I’m sure you’ve all been in a class where you’ve done very well, and then discovered that the class average was astoundingly low. And you’ve wondered what the other chowderheads in your class could have done to bring down the class average so much.

More often than not, it’s a lack of effort. Specifically, it’s a lack of effort in the most difficult place to put in no effort: in class.

I’ve never understood people who don’t pay attention in class. Why on earth would you take the time and effort to walk to campus and commit to spending the next hour an a half (or more) of your life in a musty old classroom only to spend the entire time on Facebook, doing exactly what you would have been doing had you stayed at home? I understand skipping class entirely – that at least makes logical sense. But to actually go to class and accomplish as much as if you skipped class? Absolutely mystifying.

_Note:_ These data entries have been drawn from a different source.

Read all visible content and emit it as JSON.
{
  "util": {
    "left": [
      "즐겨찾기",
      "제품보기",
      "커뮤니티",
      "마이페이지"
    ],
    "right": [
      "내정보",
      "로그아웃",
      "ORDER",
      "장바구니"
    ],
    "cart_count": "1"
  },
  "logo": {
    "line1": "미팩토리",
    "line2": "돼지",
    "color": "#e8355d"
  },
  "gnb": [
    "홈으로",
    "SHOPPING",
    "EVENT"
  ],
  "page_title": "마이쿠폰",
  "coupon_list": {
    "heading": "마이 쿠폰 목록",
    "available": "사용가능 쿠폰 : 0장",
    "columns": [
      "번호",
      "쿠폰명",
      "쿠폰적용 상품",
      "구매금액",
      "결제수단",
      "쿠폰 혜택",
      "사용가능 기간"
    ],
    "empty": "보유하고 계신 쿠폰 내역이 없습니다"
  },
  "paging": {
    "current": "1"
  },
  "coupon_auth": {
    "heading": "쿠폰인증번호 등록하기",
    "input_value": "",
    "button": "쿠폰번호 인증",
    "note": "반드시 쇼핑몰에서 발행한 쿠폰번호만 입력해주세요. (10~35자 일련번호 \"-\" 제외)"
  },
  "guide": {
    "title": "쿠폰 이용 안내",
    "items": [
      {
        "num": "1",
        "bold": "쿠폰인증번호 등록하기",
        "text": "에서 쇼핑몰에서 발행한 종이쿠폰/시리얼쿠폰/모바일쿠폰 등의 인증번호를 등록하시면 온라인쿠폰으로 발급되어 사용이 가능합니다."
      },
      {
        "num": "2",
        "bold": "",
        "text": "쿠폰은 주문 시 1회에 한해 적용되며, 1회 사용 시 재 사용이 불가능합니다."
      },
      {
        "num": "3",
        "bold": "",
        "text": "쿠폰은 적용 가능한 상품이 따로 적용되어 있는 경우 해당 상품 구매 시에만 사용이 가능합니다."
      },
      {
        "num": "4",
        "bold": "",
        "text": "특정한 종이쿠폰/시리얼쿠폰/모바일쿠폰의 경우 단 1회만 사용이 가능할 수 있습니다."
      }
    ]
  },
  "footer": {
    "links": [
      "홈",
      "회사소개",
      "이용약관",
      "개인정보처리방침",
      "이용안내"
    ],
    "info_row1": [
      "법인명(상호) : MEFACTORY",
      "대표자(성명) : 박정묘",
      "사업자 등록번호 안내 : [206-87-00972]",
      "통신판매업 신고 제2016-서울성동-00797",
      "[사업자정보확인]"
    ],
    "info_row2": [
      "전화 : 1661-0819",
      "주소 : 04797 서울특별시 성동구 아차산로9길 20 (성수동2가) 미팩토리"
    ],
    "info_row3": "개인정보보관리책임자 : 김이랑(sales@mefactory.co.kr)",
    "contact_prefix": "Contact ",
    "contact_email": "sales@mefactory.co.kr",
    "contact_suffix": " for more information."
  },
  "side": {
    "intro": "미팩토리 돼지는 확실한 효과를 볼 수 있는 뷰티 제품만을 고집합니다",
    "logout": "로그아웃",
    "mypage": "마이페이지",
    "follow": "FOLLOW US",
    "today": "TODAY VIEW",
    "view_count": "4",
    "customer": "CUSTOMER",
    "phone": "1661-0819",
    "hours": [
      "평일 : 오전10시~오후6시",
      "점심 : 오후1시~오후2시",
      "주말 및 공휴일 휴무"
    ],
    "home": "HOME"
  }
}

It used to annoy me when I saw people doing this, but not anymore. I’m in law school now, and the rules have changed. All of us are slaves to the ruthless B-curve. It’s very simple:  Only 25% of the class can get As, and the median grade must be a B. In effect, this makes percentages useless. It doesn’t matter if you scored a 95 on that last assignment – if everyone else scored 97, that 95 is a B.

So now when I see people not paying attention in class, my eyes light up. That’s blood in the water to me. That’s raw meat. I lick my lips because I know that when it comes time for the exam (worth 100% of our grade) I’ve got that person beat.

I think that a lot of law students think they can beat the system. They think they have a superhuman ability to multitask, when the reality is that no one does. If you try to multitask, you’re bound to lose efficiency. Flipping off a text or two when the professor has gone off topic is one thing, but you can’t possibly scroll through dozens of status updates and take good notes simultaneously. It’s impossible. What usually happens is that a student will switch from Facebook to their notes when they hear the professor say something that sounds important about a particular topic and copy the last sentence the professor said verbatim. And then they’ll go home thinking they fully understand that topic.

When it comes time for the exam, it doesn’t matter how much they’ve studied. They can study all day and all night for a week and it won’t make a lick of difference. Studying for three hours with excellent notes will take you much further than studying for ten hours with shabby notes. That’s just how it works.


Here at the castle, it’s even crazier. There are six hours per day of lectures here, split into two three hour blocks. The class moves at an accelerated pace, so every minute you spend not paying attention is even more harmful. And yet, people are not only spending their time on Facebook, but booking entire vacations during class! It baffles me. You’ve got a dorm room and half a dozen hours of free time after class ends. Why do you have to map our your weekend getaways in class?

But hey, enjoy Ibiza. Make sure you don’t catch an STD while you’re there and miss the exam – I want your grade to count towards the curve.